On the other hand, around 46 per cent of restaurants don’t charge any delivery fee through their own channels. However, almost all of them charge a delivery fee when they list themselves on these aggregator platforms, as highlighted by the report.
“Food aggregators are likely benefitting significantly from the delivery partner fees, retaining a substantial portion for their own profit. While on one hand, this margin allows them to invest in growth and maintain profitability, on the other, delivery partners might face challenges related to wage expectations and operational costs,” cited the report.
Customers preferring Convenience
One of the key reasons which lead a customer to pay for these additional costs is the convenience they get from these platforms. As the customers have been prioritising ease of accessibility over manual labour, these platforms have been cashing in on the opportunity.
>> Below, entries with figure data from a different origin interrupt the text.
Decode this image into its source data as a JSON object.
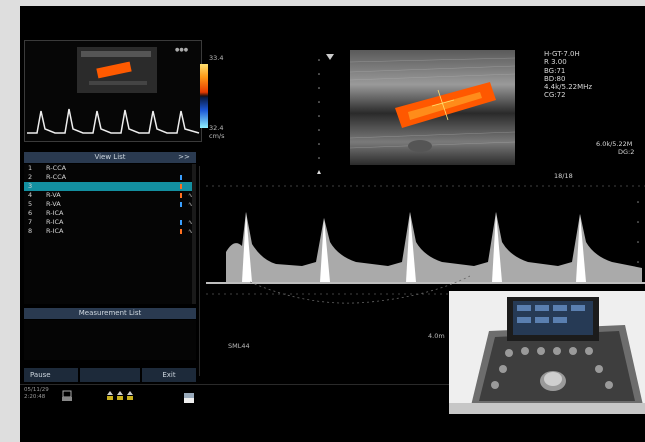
{
  "colorbar": {
    "top": "33.4",
    "mid": "32.4",
    "unit": "cm/s"
  },
  "view_list": {
    "title": "View List",
    "arrow": ">>",
    "items": [
      {
        "num": "1",
        "label": "R-CCA"
      },
      {
        "num": "2",
        "label": "R-CCA"
      },
      {
        "num": "3",
        "label": ""
      },
      {
        "num": "4",
        "label": "R-VA"
      },
      {
        "num": "5",
        "label": "R-VA"
      },
      {
        "num": "6",
        "label": "R-ICA"
      },
      {
        "num": "7",
        "label": "R-ICA"
      },
      {
        "num": "8",
        "label": "R-ICA"
      }
    ]
  },
  "measurement_list": {
    "title": "Measurement List"
  },
  "buttons": {
    "pause": "Pause",
    "exit": "Exit"
  },
  "datetime": {
    "date": "05/11/29",
    "time": "2:20:48"
  },
  "image_params": [
    "H-GT-7.0H",
    "R 3.00",
    "BG:71",
    "BD:80",
    "4.4k/5.22MHz",
    "CG:72"
  ],
  "doppler_params": [
    "6.0k/5.22M",
    "DG:2"
  ],
  "frame_count": "18/18",
  "probe": "SML44",
  "depth": "4.0m",
  "colors": {
    "accent": "#138fa0",
    "panel": "#2a3a50",
    "doppler_orange": "#ff6a00"
  }
}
“The value of convenience and time savings for our customers often outweighs the higher price point, especially when they can enjoy their favourite meals quickly and hassle-free. However, we’ve also noticed that some customers are becoming more price-conscious, leading to potential hesitation in placing orders frequently”, said Puneet Kumar Kanojia, Director of BollyBites Vadapav.
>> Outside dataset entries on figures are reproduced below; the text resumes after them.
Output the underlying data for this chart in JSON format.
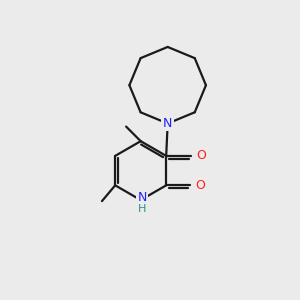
{
  "background_color": "#ebebeb",
  "bond_color": "#1a1a1a",
  "nitrogen_color": "#2020ff",
  "oxygen_color": "#ff2020",
  "nh_n_color": "#2020ff",
  "nh_h_color": "#2a9090",
  "figsize": [
    3.0,
    3.0
  ],
  "dpi": 100,
  "lw": 1.6,
  "n_azocane": 8,
  "ring_r": 1.3,
  "py_r": 1.0,
  "xlim": [
    0,
    10
  ],
  "ylim": [
    0,
    10
  ]
}
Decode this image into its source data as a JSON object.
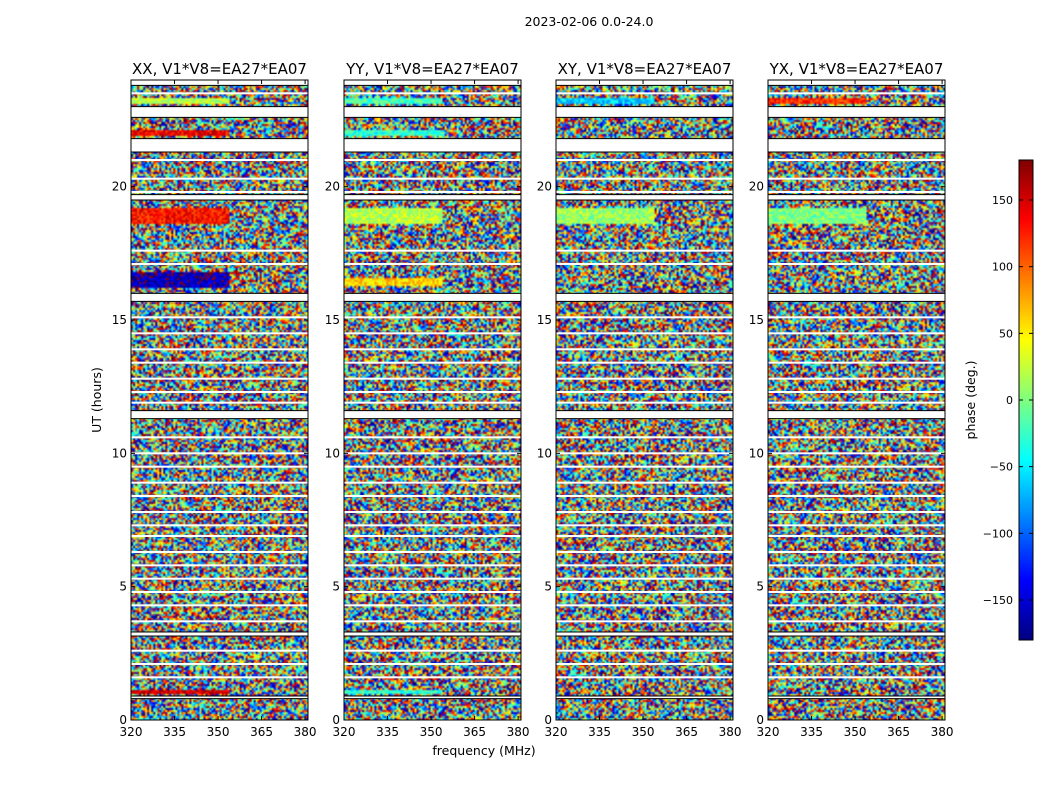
{
  "chart_data": {
    "type": "heatmap",
    "suptitle": "2023-02-06 0.0-24.0",
    "xlabel": "frequency (MHz)",
    "ylabel": "UT (hours)",
    "xlim": [
      320,
      381
    ],
    "ylim": [
      0,
      24
    ],
    "xticks": [
      320,
      335,
      350,
      365,
      380
    ],
    "yticks": [
      0,
      5,
      10,
      15,
      20
    ],
    "colorbar": {
      "label": "phase (deg.)",
      "range": [
        -180,
        180
      ],
      "ticks": [
        150,
        100,
        50,
        0,
        -50,
        -100,
        -150
      ],
      "tick_labels": [
        "150",
        "100",
        "50",
        "0",
        "−50",
        "−100",
        "−150"
      ],
      "colormap": "jet"
    },
    "panels": [
      {
        "title": "XX, V1*V8=EA27*EA07",
        "coherent_bands": [
          {
            "t0": 23.1,
            "t1": 23.3,
            "phase": 20
          },
          {
            "t0": 21.9,
            "t1": 22.1,
            "phase": 140
          },
          {
            "t0": 18.6,
            "t1": 19.2,
            "phase": 130
          },
          {
            "t0": 16.2,
            "t1": 16.8,
            "phase": -160
          },
          {
            "t0": 1.0,
            "t1": 1.1,
            "phase": 150
          }
        ]
      },
      {
        "title": "YY, V1*V8=EA27*EA07",
        "coherent_bands": [
          {
            "t0": 23.1,
            "t1": 23.3,
            "phase": -20
          },
          {
            "t0": 21.9,
            "t1": 22.1,
            "phase": -30
          },
          {
            "t0": 18.6,
            "t1": 19.2,
            "phase": 20
          },
          {
            "t0": 16.3,
            "t1": 16.6,
            "phase": 60
          },
          {
            "t0": 1.0,
            "t1": 1.1,
            "phase": -30
          }
        ]
      },
      {
        "title": "XY, V1*V8=EA27*EA07",
        "coherent_bands": [
          {
            "t0": 23.1,
            "t1": 23.3,
            "phase": -60
          },
          {
            "t0": 18.6,
            "t1": 19.2,
            "phase": 10
          }
        ]
      },
      {
        "title": "YX, V1*V8=EA27*EA07",
        "coherent_bands": [
          {
            "t0": 23.1,
            "t1": 23.3,
            "phase": 120
          },
          {
            "t0": 18.6,
            "t1": 19.2,
            "phase": 0
          }
        ]
      }
    ],
    "flagged_gaps_hours": [
      [
        23.8,
        24.0
      ],
      [
        22.6,
        23.0
      ],
      [
        21.3,
        21.8
      ],
      [
        19.5,
        19.7
      ],
      [
        15.7,
        16.0
      ],
      [
        11.3,
        11.6
      ],
      [
        3.15,
        3.3
      ],
      [
        0.8,
        0.9
      ]
    ],
    "flagged_lines_hours": [
      23.5,
      21.0,
      20.3,
      19.8,
      17.6,
      17.1,
      15.1,
      14.5,
      13.9,
      13.4,
      12.8,
      12.3,
      11.9,
      10.6,
      10.0,
      9.5,
      8.9,
      8.4,
      7.8,
      7.3,
      6.9,
      6.3,
      5.8,
      5.3,
      4.8,
      4.3,
      3.7,
      2.6,
      2.1,
      1.6
    ]
  }
}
Curious Case of Packaging Fee
While the food aggregators earn huge sums in the name of packaging charges, the report mentions a very crucial point. The restaurant platforms often charge a packaging fee that is Rs 2 higher than the fee charged directly by the restaurant. These platforms waive the packaging fees 23 per cent of the time as compared to the 6 to 9 per cent rate offered by food aggregators.
This points towards the fact that a customer is more likely to save more on packaging costs when ordering through the restaurant platforms. The report stated that these aggregators generate more than Rs 400 to Rs 460 crore annually via packaging premiums.
“From a strategic perspective, these pricing strategies—though potentially seen as a hurdle—are carefully designed to capitalise on the growing consumer preference for convenience. In many cases, customers are willing to absorb additional fees because the convenience of instant access to food outweighs the cost. The perception of value is enhanced when the service is reliable, fast, and seamless,” added Kanojiya.
The Membership Myth
The online food delivery platforms have been using subscription/membership models to provide certain exclusive benefits to customers such as free delivery and extra discounts among other perks. The report pointed out the subscription models which offer limited added value in terms of product pricing and delivery benefits, especially for orders above Rs 199. However, users who do not have such subscriptions can also access similar benefits without requiring any subscription.
“The primary benefit of Aggregator X’s subscription seems to lie in the promise of free delivery within a stipulated delivery radius, and yet this advantage is present for the non-subscribed users on orders above Rs 199 anyway,” cited the report.
More Branches, Lower Fees
Restaurants having more branches or chains charge lower delivery and packaging fees. “Of the sample of restaurants that have been surveyed for this report, it has been found that the restaurants that have fewer branches tend to be premium or exclusive as compared to others,” as per the report.
While it has become clear that these aggregator platforms do charge a premium amount on orders, the so-called hidden nature of such amounts does not seem much to the customers at first. The restaurants tend to charge much lower when catering on their own platforms/channels. The fierce competition in the digital space may lead to tighter price structures going ahead.